Мама высоко поднимает брови:
- Простите, как так - террор? Ведь все русские революционные партии осуждают террор, произвол и насилие, даже марксисты...
Князь машет обеими руками:
- Господь с вами, Наталия Петровна! Да как раз не только мелкие марксисты, но и бог и учитель Карл Маркс стоял за террор. Всё, что теперь, перед серьезной схваткой, проповедуется, ничто иное, как пускание пыли в глаза. Сам я, своими глазами, у одного приятеля моего из титулованных революционеров номерок «Новой Рейнской газеты» читал, от седьмого ноября 1848 года. В ней сам Маркс к террору открыто призывает и пишет, что в Париже будет нанесен уничтожающий ответный удар, и мы воскликнем: горе побежденным! И это - горе побежденным - сам Маркс курсивом написал. И дальше там: есть только одно средство сократить, упростить, концентрировать корчи старого общества, кровавые родовые муки нового, лишь одно средство - революционный террор. И опять сам Маркс слова «революционный террор» курсивом написал.

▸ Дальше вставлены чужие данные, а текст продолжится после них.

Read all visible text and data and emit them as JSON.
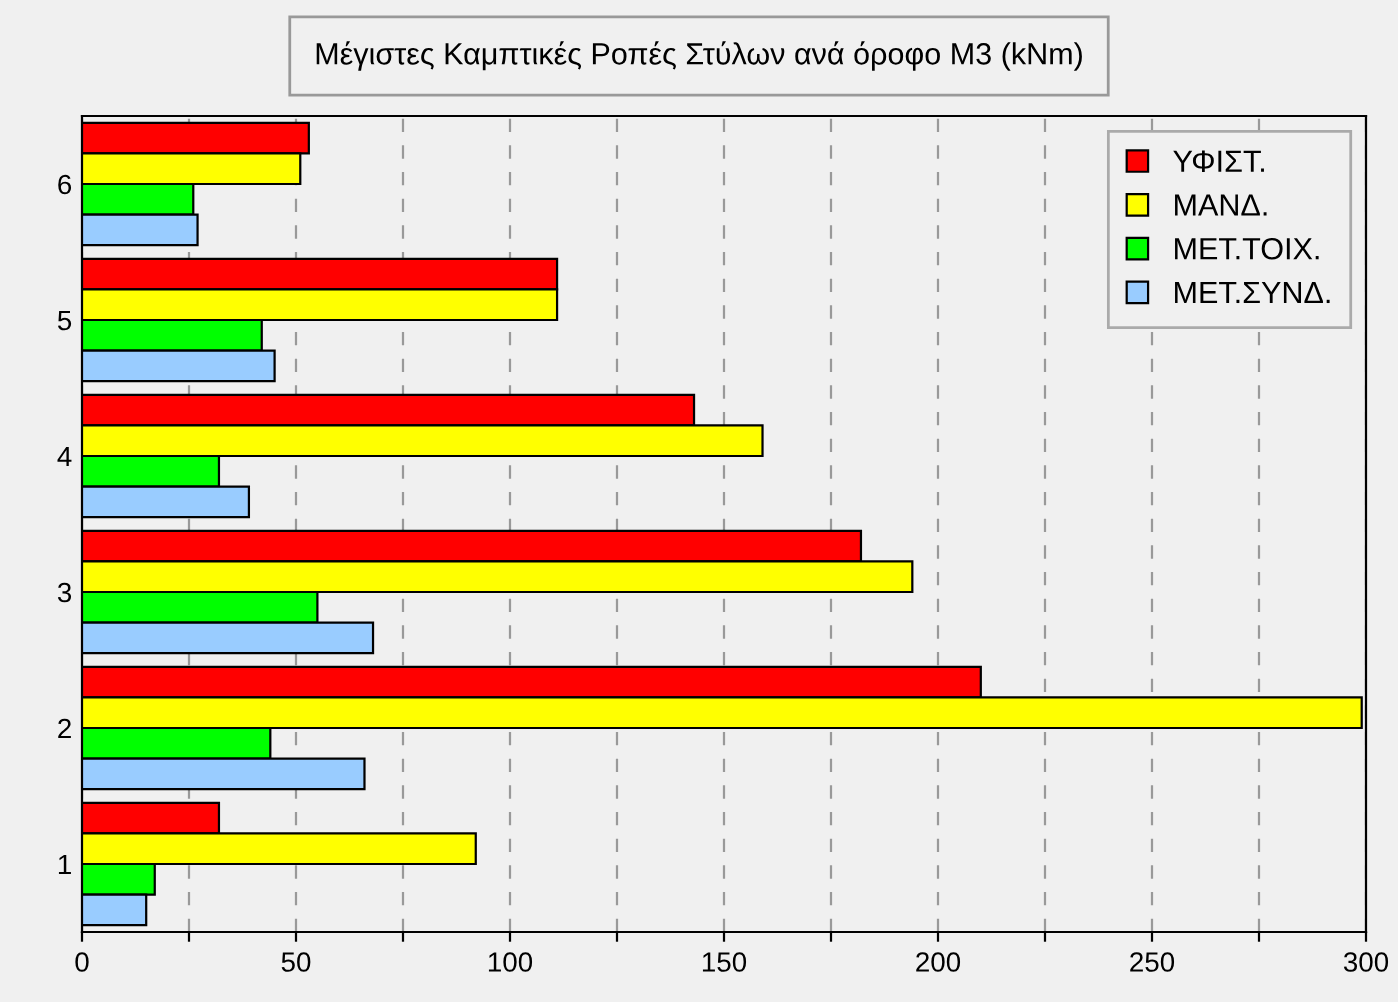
{
  "chart_data": {
    "type": "bar",
    "orientation": "horizontal",
    "title": "Μέγιστες Καμπτικές Ροπές Στύλων ανά όροφο M3 (kNm)",
    "categories": [
      "6",
      "5",
      "4",
      "3",
      "2",
      "1"
    ],
    "series": [
      {
        "name": "ΥΦΙΣΤ.",
        "color": "#ff0000",
        "values": [
          53,
          111,
          143,
          182,
          210,
          32
        ]
      },
      {
        "name": "ΜΑΝΔ.",
        "color": "#ffff00",
        "values": [
          51,
          111,
          159,
          194,
          299,
          92
        ]
      },
      {
        "name": "ΜΕΤ.ΤΟΙΧ.",
        "color": "#00ff00",
        "values": [
          26,
          42,
          32,
          55,
          44,
          17
        ]
      },
      {
        "name": "ΜΕΤ.ΣΥΝΔ.",
        "color": "#99ccff",
        "values": [
          27,
          45,
          39,
          68,
          66,
          15
        ]
      }
    ],
    "xlim": [
      0,
      300
    ],
    "xticks": [
      0,
      {
        "value": 25,
        "label": null
      },
      50,
      {
        "value": 75,
        "label": null
      },
      100,
      {
        "value": 125,
        "label": null
      },
      150,
      {
        "value": 175,
        "label": null
      },
      200,
      {
        "value": 225,
        "label": null
      },
      250,
      {
        "value": 275,
        "label": null
      },
      300
    ],
    "grid": "x",
    "legend": "top right"
  }
}
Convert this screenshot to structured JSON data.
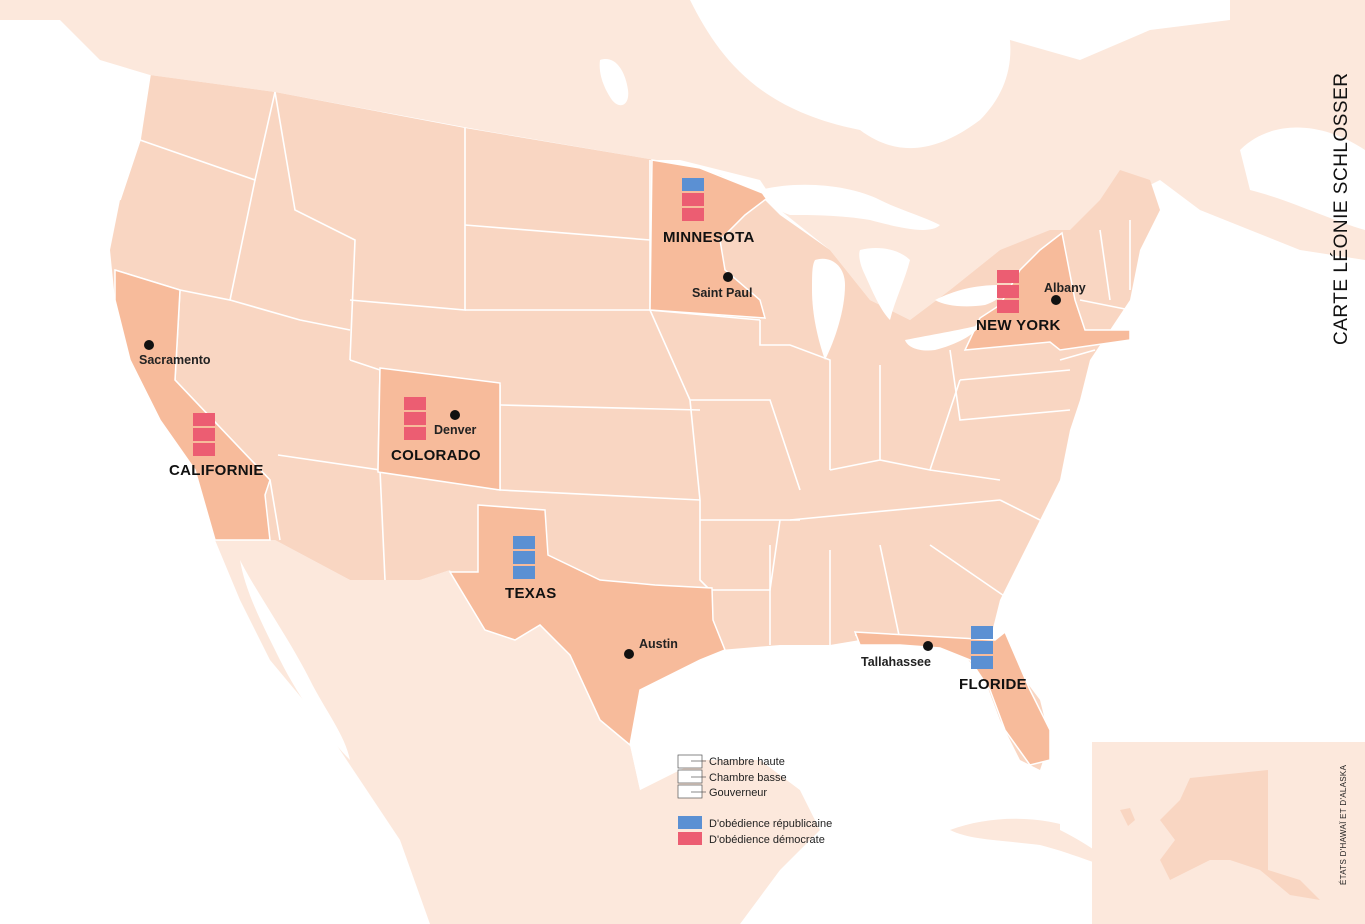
{
  "credit": "CARTE LÉONIE SCHLOSSER",
  "inset_caption": "ÉTATS D'HAWAÏ ET D'ALASKA",
  "colors": {
    "land": "#fce8dc",
    "us_states": "#f9d6c2",
    "highlight_states": "#f7bb9b",
    "borders": "#ffffff",
    "republican": "#5b90d3",
    "democrat": "#ec5d72",
    "water": "#ffffff"
  },
  "states": [
    {
      "name": "MINNESOTA",
      "capital": "Saint Paul",
      "upper_house": "republican",
      "lower_house": "democrat",
      "governor": "democrat"
    },
    {
      "name": "NEW YORK",
      "capital": "Albany",
      "upper_house": "democrat",
      "lower_house": "democrat",
      "governor": "democrat"
    },
    {
      "name": "CALIFORNIE",
      "capital": "Sacramento",
      "upper_house": "democrat",
      "lower_house": "democrat",
      "governor": "democrat"
    },
    {
      "name": "COLORADO",
      "capital": "Denver",
      "upper_house": "democrat",
      "lower_house": "democrat",
      "governor": "democrat"
    },
    {
      "name": "TEXAS",
      "capital": "Austin",
      "upper_house": "republican",
      "lower_house": "republican",
      "governor": "republican"
    },
    {
      "name": "FLORIDE",
      "capital": "Tallahassee",
      "upper_house": "republican",
      "lower_house": "republican",
      "governor": "republican"
    }
  ],
  "legend": {
    "structure": [
      "Chambre haute",
      "Chambre basse",
      "Gouverneur"
    ],
    "parties": [
      {
        "label": "D'obédience républicaine",
        "party": "republican"
      },
      {
        "label": "D'obédience démocrate",
        "party": "democrat"
      }
    ]
  }
}
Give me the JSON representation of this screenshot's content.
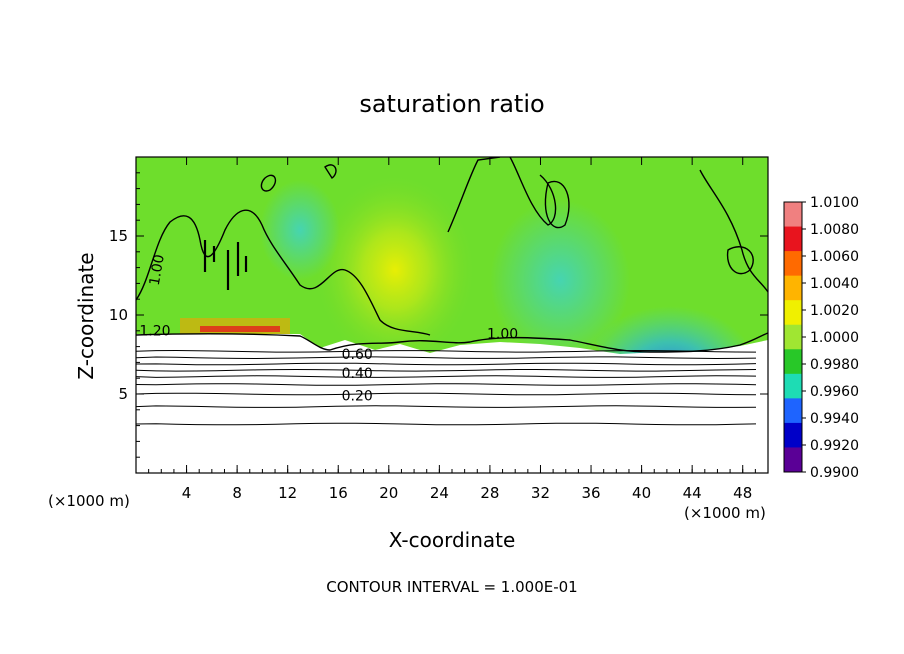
{
  "chart_data": {
    "type": "heatmap",
    "title": "saturation ratio",
    "xlabel": "X-coordinate",
    "ylabel": "Z-coordinate",
    "x_unit_label": "(×1000 m)",
    "x_unit_label_right": "(×1000 m)",
    "xlim": [
      0,
      50
    ],
    "ylim": [
      0,
      20
    ],
    "x_ticks": [
      "4",
      "8",
      "12",
      "16",
      "20",
      "24",
      "28",
      "32",
      "36",
      "40",
      "44",
      "48"
    ],
    "y_ticks": [
      "5",
      "10",
      "15"
    ],
    "contour_interval_text": "CONTOUR INTERVAL = 1.000E-01",
    "colorbar": {
      "labels": [
        "1.0100",
        "1.0080",
        "1.0060",
        "1.0040",
        "1.0020",
        "1.0000",
        "0.9980",
        "0.9960",
        "0.9940",
        "0.9920",
        "0.9900"
      ],
      "colors": [
        "#f08080",
        "#e8141e",
        "#ff6a00",
        "#ffb400",
        "#f0f000",
        "#a0e632",
        "#28c828",
        "#1edcb4",
        "#1e64ff",
        "#0000c8",
        "#5a0096"
      ]
    },
    "contour_labels": [
      {
        "text": "1.00",
        "x": 2.0,
        "z": 12.8
      },
      {
        "text": "1.20",
        "x": 1.5,
        "z": 8.7
      },
      {
        "text": "1.00",
        "x": 29.0,
        "z": 8.5
      },
      {
        "text": "0.60",
        "x": 17.5,
        "z": 7.2
      },
      {
        "text": "0.40",
        "x": 17.5,
        "z": 6.0
      },
      {
        "text": "0.20",
        "x": 17.5,
        "z": 4.6
      }
    ],
    "background_level": "1.0000"
  }
}
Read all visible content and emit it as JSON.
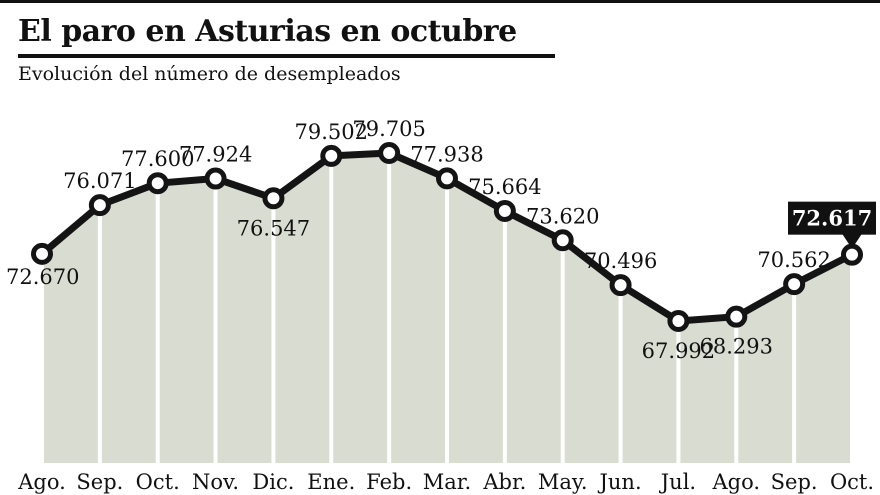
{
  "header": {
    "title": "El paro en Asturias en octubre",
    "subtitle": "Evolución del número de desempleados"
  },
  "colors": {
    "area_fill": "#d9dcd0",
    "line": "#141414",
    "marker_fill": "#ffffff",
    "gridline": "#ffffff",
    "text": "#111111",
    "badge_bg": "#111111",
    "badge_text": "#ffffff"
  },
  "chart_data": {
    "type": "area",
    "title": "El paro en Asturias en octubre",
    "subtitle": "Evolución del número de desempleados",
    "x": [
      "Ago.",
      "Sep.",
      "Oct.",
      "Nov.",
      "Dic.",
      "Ene.",
      "Feb.",
      "Mar.",
      "Abr.",
      "May.",
      "Jun.",
      "Jul.",
      "Ago.",
      "Sep.",
      "Oct."
    ],
    "values": [
      72670,
      76071,
      77600,
      77924,
      76547,
      79502,
      79705,
      77938,
      75664,
      73620,
      70496,
      67992,
      68293,
      70562,
      72617
    ],
    "value_labels": [
      "72.670",
      "76.071",
      "77.600",
      "77.924",
      "76.547",
      "79.502",
      "79.705",
      "77.938",
      "75.664",
      "73.620",
      "70.496",
      "67.992",
      "68.293",
      "70.562",
      "72.617"
    ],
    "label_positions": [
      "below-left",
      "above",
      "above",
      "above",
      "below",
      "above",
      "above",
      "above",
      "above",
      "above",
      "above",
      "below",
      "below",
      "above",
      "badge"
    ],
    "highlighted_value": "72.617",
    "ylim": [
      67000,
      80000
    ],
    "grid": false,
    "legend": false
  }
}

Отец преобразился, будто дорогой подарок с признанием заслуг получил. Но почему-то обращается к дяде Воле:
- Слышь, Воля, а как же там с Добровольческой армией, ты нам про нее так еще и не рассказывал.
Сунув руки в карманы брюк, смотрит дядя на носки своих сапог и говорит устало и неохотно:
- Н-дас, армия. Впрочем, пусть уж князь расскажет, он в этом деле больше разбирается.